# Nissian - Pioneer, Where do the orange wires go?



## caleb812 (Apr 10, 2004)

Im going to use H/U for Head Unit

I am trying to wire a pioneer cassette deck w/ cd changer control.
I Have a wiring harness and have the red wire from the harness that says
12v ignition going to the H/U's red wire ignition on-off.
I have the thick black wire from the H/U going to the ground on the wiring harness. and I have the yellow, batt/memory wire going to the orange wire on the H/U with the little memory box (at least that what I think it is) on it.
There is a fuse in this wire that is fine. I have the blue power antenna wire going to the remote wire on the H/U. 

All this hooked up and I thought it should work, but I plug in the harness and I got notta, nothing. Wont come one. no noise, no smell, no visual, just like its not even getting power. :thumbdwn: 

But alas I have to wires in the harness left. One says "Positive dimmer" and it is orange w/ a white stripe on it. And the other says "Illumination" and its just solid orange. do these two wires need to get hooked up on the H/U somewhere? Is this my problem? Or is there something up with car not getting power to the radio or is the H/U just dead.

Any help is appreciated.

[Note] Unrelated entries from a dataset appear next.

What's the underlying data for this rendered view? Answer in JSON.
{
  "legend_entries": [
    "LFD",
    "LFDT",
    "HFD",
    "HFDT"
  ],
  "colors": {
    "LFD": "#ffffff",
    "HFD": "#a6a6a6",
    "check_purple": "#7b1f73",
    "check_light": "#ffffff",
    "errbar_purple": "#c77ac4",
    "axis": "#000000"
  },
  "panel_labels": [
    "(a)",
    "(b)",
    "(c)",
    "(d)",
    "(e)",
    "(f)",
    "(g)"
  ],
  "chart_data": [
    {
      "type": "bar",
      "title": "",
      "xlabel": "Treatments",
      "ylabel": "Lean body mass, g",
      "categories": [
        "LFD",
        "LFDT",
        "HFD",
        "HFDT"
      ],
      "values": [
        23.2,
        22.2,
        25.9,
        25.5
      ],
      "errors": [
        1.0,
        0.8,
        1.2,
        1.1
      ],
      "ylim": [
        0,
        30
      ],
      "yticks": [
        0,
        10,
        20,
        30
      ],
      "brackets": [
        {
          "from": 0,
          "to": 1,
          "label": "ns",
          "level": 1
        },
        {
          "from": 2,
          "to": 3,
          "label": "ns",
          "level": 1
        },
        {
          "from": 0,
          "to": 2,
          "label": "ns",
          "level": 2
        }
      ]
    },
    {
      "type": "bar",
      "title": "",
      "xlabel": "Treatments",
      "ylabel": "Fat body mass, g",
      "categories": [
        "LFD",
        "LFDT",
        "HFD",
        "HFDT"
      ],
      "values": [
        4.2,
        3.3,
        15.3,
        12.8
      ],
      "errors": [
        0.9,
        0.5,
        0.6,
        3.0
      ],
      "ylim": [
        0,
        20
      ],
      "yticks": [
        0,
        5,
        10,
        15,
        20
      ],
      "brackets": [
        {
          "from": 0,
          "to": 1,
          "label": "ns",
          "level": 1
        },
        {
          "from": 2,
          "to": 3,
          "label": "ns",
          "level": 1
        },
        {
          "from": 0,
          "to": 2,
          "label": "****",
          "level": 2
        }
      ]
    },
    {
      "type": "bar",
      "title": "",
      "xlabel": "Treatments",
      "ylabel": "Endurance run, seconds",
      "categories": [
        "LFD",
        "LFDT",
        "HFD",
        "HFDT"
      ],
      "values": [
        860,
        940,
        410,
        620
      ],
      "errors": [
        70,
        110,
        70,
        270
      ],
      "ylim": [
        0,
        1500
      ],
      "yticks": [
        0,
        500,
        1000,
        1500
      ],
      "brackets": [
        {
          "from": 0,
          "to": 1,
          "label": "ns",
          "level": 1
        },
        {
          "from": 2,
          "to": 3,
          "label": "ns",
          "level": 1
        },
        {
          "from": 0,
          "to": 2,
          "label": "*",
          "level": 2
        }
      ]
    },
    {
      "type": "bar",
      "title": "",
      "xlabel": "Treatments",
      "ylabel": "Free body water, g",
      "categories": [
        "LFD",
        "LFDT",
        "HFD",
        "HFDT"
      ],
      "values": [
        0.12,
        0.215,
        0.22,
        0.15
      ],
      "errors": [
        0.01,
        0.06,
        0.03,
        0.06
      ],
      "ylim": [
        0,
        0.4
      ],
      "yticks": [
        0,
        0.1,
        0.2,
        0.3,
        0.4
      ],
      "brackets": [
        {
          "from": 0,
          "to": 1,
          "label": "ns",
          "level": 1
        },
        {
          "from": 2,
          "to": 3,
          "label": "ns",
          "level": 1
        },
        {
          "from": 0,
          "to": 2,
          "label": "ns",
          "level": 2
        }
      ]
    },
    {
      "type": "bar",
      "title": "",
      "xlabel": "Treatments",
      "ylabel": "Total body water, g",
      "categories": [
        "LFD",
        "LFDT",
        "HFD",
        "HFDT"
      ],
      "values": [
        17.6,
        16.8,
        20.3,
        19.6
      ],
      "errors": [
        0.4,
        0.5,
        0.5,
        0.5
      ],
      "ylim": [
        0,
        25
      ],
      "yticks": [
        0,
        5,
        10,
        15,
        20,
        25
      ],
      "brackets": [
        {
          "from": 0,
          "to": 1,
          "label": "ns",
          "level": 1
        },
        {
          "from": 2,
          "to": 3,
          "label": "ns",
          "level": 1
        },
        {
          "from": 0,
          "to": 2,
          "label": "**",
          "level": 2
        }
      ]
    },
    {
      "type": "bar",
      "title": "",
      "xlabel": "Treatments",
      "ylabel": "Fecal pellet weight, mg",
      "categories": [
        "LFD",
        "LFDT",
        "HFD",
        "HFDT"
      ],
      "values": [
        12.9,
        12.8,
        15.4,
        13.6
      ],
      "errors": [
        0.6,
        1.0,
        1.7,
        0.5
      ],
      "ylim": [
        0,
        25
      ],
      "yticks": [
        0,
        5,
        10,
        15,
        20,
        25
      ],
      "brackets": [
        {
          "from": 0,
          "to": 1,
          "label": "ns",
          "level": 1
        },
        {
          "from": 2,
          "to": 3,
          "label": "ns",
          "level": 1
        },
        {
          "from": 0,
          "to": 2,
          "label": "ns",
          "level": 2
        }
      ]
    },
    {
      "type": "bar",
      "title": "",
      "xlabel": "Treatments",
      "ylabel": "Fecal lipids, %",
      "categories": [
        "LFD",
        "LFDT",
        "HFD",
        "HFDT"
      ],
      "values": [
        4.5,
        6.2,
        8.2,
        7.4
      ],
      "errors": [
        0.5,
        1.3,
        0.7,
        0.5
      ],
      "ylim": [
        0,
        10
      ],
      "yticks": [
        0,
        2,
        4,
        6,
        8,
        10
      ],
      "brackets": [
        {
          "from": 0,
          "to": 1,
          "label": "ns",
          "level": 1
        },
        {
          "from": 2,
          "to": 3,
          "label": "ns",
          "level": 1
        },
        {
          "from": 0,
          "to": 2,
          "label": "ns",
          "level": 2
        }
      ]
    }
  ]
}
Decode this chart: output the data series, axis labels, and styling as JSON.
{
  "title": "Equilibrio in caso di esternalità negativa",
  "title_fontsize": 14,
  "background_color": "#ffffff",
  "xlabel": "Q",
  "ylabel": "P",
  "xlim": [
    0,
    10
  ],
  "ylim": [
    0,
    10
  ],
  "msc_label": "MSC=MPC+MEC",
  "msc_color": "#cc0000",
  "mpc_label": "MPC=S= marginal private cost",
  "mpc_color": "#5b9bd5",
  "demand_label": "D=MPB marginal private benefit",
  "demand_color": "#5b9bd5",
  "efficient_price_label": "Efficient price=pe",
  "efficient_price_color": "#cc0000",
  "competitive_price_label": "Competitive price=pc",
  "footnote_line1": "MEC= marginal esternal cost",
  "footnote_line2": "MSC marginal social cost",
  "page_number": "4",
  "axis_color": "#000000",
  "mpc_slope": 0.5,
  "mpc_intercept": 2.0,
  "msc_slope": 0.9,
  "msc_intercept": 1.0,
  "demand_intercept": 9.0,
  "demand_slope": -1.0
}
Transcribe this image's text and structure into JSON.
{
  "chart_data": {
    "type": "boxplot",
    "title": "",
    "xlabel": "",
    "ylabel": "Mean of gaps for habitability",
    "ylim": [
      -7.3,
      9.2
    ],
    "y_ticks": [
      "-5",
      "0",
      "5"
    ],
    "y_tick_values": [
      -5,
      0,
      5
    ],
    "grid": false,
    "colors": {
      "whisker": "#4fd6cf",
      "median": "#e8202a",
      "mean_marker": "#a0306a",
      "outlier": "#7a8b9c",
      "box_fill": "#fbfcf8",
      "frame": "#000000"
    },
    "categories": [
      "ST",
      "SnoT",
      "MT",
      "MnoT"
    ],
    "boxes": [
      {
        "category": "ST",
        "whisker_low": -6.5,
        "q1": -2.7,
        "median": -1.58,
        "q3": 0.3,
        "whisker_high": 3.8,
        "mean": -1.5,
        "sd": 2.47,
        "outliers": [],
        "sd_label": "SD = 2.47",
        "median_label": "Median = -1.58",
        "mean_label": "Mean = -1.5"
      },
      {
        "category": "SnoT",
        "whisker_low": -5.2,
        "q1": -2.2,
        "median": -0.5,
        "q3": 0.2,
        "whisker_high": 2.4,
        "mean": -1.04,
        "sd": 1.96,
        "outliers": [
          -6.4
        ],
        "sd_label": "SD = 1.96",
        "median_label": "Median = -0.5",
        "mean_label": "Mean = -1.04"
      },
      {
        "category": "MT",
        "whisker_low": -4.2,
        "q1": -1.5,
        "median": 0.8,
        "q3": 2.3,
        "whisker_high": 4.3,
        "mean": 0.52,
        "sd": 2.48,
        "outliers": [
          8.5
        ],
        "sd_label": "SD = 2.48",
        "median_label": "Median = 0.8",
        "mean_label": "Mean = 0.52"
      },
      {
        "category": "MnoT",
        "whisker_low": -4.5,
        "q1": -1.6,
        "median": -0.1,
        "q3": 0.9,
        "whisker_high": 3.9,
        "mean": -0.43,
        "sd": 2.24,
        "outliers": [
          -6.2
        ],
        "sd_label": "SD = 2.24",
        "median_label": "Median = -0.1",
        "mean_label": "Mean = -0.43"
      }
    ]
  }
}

Thanks!


----------



## xt_out (Jun 23, 2003)

the illumination is hooked up on my kenwood, although im not sure what exactly it does...i was just out there and did see that wire though.


----------



## nismoprincess (Sep 27, 2002)

the dimmer wire is connected to your dash lights when you dim your dash lights the head unit lights dim too. It's not really necessary and it wouldn't be why your head unit isn't powering up. there has to be a wrong connection either your red, yellow, or black wire. If you have a tester check and see if your getting power from these wires, or you might have blown a fuse. check the fuses on the wires (red and yellow) and on the head unit.


----------



## xt_out (Jun 23, 2003)

^damn!!! beautiful _and_ smart. you go girl


----------